Hemicorporectomy is the most extreme amputation performed by doctors. In this surgery, the lower half of the body is removed, around the waist. Although it is called the hemicorporectomy, a more correct term would be the paracorporectomy, as hemi- implies left vs. right, whereas para- implies top vs. bottom. This amputation is performed as an extreme last resort, for people with extreme hip/lower body traumas or diseases.


The procedure for performing a hemicorporectomy consists of two surgeries. In the first surgery, an ileal conduit (bladder) and colostomy (intestines) are created. In the second surgery, the amputation is performed. Occasionally, the two surgeries are done at the same time.

Post-operation problems

After the operation, the heart must develop a new blood pressure point, as the enormous loss of blood volume leads to a reset. Also, due to the loss of portions of the intestines, there may be problems with the body receiving enough ions/electrolytes, which causes dehydration and other systemic problems. It is hard to determine how well the kidneys are functioning, as the formula used to determine kidney function does not work when a patient loses as much of their body as a hemicorporectomy patient loses.

Traumatic Hemicorporectomy

In the event that someone loses more then half of their body in an accident, most hospitals will refuse to attempt to resuscitate or give life support to the patient. Hospitals see the condition as incompatible with life, due to the blood loss and potential for infection.

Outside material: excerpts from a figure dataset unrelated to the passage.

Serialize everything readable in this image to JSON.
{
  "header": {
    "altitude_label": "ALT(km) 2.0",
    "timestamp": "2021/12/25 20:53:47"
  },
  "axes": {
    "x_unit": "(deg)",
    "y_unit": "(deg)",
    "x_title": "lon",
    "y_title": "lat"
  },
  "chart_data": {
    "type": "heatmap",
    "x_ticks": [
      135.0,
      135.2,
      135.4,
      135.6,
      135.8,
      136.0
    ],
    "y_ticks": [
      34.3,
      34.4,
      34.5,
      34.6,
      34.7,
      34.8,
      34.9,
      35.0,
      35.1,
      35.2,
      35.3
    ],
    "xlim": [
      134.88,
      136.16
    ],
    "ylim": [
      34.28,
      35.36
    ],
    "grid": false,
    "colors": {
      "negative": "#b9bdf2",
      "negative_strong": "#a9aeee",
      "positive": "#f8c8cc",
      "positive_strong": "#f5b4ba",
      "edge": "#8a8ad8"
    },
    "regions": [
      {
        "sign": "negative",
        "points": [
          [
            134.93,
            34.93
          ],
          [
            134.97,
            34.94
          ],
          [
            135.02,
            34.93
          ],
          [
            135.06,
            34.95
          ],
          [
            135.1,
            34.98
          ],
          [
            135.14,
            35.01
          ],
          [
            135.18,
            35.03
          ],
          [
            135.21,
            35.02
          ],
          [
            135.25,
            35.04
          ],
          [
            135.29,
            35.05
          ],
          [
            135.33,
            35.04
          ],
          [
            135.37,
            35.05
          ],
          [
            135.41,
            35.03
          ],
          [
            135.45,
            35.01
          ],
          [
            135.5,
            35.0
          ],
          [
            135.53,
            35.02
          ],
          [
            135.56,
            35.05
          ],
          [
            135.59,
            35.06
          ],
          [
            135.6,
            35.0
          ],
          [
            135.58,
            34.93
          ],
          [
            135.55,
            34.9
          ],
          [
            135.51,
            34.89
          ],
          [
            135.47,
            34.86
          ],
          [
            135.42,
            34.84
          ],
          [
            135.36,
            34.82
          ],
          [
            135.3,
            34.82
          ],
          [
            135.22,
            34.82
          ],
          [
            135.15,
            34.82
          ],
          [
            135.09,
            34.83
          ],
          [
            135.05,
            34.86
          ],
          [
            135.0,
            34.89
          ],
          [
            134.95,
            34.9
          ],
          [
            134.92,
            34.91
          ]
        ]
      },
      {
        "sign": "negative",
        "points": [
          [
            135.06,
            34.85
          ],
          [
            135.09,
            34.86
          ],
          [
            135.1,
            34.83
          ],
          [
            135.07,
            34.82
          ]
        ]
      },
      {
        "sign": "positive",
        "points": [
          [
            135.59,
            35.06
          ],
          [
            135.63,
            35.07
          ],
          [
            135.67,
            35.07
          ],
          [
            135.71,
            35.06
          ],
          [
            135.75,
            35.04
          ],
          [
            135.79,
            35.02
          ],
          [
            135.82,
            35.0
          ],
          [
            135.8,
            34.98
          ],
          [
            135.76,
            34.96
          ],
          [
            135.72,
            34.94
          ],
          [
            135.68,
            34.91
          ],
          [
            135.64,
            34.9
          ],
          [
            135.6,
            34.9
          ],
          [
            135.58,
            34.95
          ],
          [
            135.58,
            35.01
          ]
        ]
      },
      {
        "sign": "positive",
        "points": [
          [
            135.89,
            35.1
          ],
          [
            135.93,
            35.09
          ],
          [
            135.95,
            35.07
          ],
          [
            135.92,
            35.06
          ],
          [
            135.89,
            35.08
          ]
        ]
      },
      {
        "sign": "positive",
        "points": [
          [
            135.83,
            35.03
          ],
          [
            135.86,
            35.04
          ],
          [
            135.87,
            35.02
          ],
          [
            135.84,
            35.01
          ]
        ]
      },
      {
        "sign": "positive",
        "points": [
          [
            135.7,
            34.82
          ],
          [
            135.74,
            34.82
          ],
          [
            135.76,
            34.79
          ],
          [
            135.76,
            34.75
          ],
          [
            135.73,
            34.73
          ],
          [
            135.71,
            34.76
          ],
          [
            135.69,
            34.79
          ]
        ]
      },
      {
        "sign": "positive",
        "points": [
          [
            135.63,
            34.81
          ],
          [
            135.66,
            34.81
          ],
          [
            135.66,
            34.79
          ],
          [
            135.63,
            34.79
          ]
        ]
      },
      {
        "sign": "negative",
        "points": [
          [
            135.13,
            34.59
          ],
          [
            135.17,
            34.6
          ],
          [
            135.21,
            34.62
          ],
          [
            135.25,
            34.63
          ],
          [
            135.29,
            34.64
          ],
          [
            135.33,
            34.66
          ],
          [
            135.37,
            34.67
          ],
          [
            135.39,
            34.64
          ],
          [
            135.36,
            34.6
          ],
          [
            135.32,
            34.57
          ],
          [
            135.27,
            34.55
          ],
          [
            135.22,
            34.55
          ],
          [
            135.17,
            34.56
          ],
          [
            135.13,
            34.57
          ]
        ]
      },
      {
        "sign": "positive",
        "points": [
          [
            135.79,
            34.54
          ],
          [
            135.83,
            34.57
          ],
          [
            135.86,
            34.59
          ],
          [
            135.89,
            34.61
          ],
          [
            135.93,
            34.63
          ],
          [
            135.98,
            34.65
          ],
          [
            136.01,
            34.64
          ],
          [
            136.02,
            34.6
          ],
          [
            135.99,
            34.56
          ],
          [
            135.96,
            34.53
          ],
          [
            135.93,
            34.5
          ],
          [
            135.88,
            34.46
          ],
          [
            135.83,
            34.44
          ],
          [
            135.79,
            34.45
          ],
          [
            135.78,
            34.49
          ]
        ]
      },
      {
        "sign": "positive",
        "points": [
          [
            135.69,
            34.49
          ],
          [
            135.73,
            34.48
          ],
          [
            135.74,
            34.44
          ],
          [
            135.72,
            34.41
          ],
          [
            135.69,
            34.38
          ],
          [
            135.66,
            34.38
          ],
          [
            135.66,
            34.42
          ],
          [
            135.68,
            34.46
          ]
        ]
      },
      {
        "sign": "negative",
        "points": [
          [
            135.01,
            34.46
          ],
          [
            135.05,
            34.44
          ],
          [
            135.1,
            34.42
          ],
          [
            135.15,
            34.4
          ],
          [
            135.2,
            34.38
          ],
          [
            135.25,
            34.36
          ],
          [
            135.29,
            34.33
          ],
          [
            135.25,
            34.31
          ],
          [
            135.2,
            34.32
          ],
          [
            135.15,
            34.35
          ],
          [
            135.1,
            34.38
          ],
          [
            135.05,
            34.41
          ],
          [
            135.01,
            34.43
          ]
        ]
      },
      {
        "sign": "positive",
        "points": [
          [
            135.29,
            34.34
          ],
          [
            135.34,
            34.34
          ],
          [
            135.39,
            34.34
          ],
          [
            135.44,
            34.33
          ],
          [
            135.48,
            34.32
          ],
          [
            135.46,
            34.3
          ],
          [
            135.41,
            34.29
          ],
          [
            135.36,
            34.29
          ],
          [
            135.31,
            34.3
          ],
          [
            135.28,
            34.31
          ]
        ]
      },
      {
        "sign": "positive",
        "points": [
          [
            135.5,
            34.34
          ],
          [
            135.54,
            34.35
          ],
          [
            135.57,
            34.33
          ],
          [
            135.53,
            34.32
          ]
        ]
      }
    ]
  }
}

After the procedure, hemicorporectomy patients are generally fitted with a prosthetic, referred to as a bucket. Problems with the prosthetic have related to pressure problems, and overheating problems, as the prosthetic prevents a large area of skin from breathing. Currently, there is a fair deal of research and development of improved prosthetics that use air bubbles to deal with pressure problems, and different materials to deal with the overheating problem.